Obviously Alcibiades is making an extravagant personal statement, the mirror, perhaps, of his extravagant political style. But there were also group trends that excited comment among the more conservative Athenians. Here the most prominent were the young men who copied the styles of Sparta, with long beards and short cloaks, taken as a sign of their estrangement from the city's democratic culture. It was Aristophanes who coined the term 'Laconomania' for this phenomenon, describing its adherents in The Birds as 'long-haired, hungry, dirty and acting like Socrates by carrying the Spartan cane.'

Changing trends in fashion, political or otherwise, were really nothing new in Athens. Before the outbreak of the Persian Wars men who started to adopt more elaborate hairstyles. Thucydides describes one of these, in which the hair was tied behind the head in a knot called a chignon, and then fastened with a clasp of golden grasshoppers. This and other stylistic changes were influenced by the fashions of the Persian east. Not surprisingly all such affectations were abandoned as 'effeminate' in the wake of the ensuing wars.

The Greeks were no different from other cultures in following the trends set by political icons. Just as the toothbrush moustache became commonplace in the Third Reich, so the fashion-conscious Greek male followed the clean-shaven look of Alexander the Great. Indeed, Alexander was so significant here that he set the trend in the whole of the Greek world for at least half a millennium after his death. I think this was probably due to the fact that he was the first ruler to recognise the link between personal image and propaganda, restricting and controlling artistic representations of himself with great care, in sculpture, in paintings and on coins.

The Roman sense of fashion was even more refined than that of the Greeks. While the Greek made distinctions in dress primarily on the basis of gender, the Romans introduced a dress code which allowed determination's to be made of an individuals status and function. Concepts of 'correct dress', and proper grooming, lay at the very centre of Roman culture. Both dress and manner of speech were thought to reflect a person's moral character. Seneca, tutor to the Emperor Nero, writes:

The truly great man speaks informally and easily; whatever he says, he speaks with more assurance than pains.
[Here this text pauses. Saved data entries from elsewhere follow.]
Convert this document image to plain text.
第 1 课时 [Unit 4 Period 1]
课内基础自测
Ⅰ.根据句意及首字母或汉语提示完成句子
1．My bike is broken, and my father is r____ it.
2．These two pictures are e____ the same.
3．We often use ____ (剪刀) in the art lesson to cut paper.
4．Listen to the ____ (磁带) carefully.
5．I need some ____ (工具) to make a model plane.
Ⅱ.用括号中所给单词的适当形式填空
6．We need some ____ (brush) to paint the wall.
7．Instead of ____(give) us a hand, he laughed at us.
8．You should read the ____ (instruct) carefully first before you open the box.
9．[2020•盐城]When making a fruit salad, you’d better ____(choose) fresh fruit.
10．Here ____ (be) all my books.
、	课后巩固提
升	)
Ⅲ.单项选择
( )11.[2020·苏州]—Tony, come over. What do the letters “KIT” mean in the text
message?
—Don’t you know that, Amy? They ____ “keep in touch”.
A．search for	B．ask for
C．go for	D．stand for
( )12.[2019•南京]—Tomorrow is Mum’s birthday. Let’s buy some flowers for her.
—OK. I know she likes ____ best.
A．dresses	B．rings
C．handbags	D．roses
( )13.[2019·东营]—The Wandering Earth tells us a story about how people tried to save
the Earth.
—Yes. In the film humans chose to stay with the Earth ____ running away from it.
You are familiar with the carefully coiffed young men, with their gleaming beards and hair-everything from a box; you can never hope for anything strong or solid from them.

When Cicero wanted to be particularly cutting about public figures he held in distaste he focused on perceived idiosyncrasies of style. He was at his most acidy in his descriptions of Gabinus and Piso, the Consuls for the year 58BC. He describes Gabinus 'dripping with unguents', with his hair artificially waved. And as for Piso;

Great Gods! How repulsively he walked, how fierce, how terrible to look at! You would say that you saw one of those bearded men of old, a very exemplum of the ancient regime, an image of antiquity, a pillar of the state. He was clothed harshly in our common purple, which was nearly black, with his hair so shaggy that at Capua, where he held the office of a duumvir in order to add another title to the wax portrait image he would leave for posterity, he looked as if he were ready to carry off the street of perfumers and hairdressers on his locks.

It was always dangerous for a Roman in public life to depart from the strict standards of 'Republican virtue', for this was invariably taken as a sign of frivolity or effeminacy. But the fact that such criticism appears regularly over prolonged periods of time shows that there were many prepared to challenge convention by making small personal fashion statements. Designs themselves were fairly consistent, so innovations in material and colouring were the most obvious ways of individualising dress or capturing a popular trend. Pliny noted this, criticising such innovations as 'sheer vanity.'

Women, too, were as fashion conscious as the men, with hairstyle being the main way of expressing personal preferences. Ovid noted "It is impossible to enumerate all the different styles: each day adds more adornments." This was another trend that unsettled the censorious Seneca, as he makes clear in his tribute to his mother, Helvia;

You-unlike so many others-never succumbed to immorality, the worst evil of the century; jewels and pearls did not bend you...The bad example of lesser women-dangerous even for the virtuous-did not lead you to stray from the old-fashioned, strict upbringing you received at home...You never polluted yourself with makeup, and never wore a dress that covered about as much on as it did off. Your only ornament, the kind of beauty that time does not tarnish, is the great honour of modesty.

So, yes, there was fashion, even if Seneca disapproved!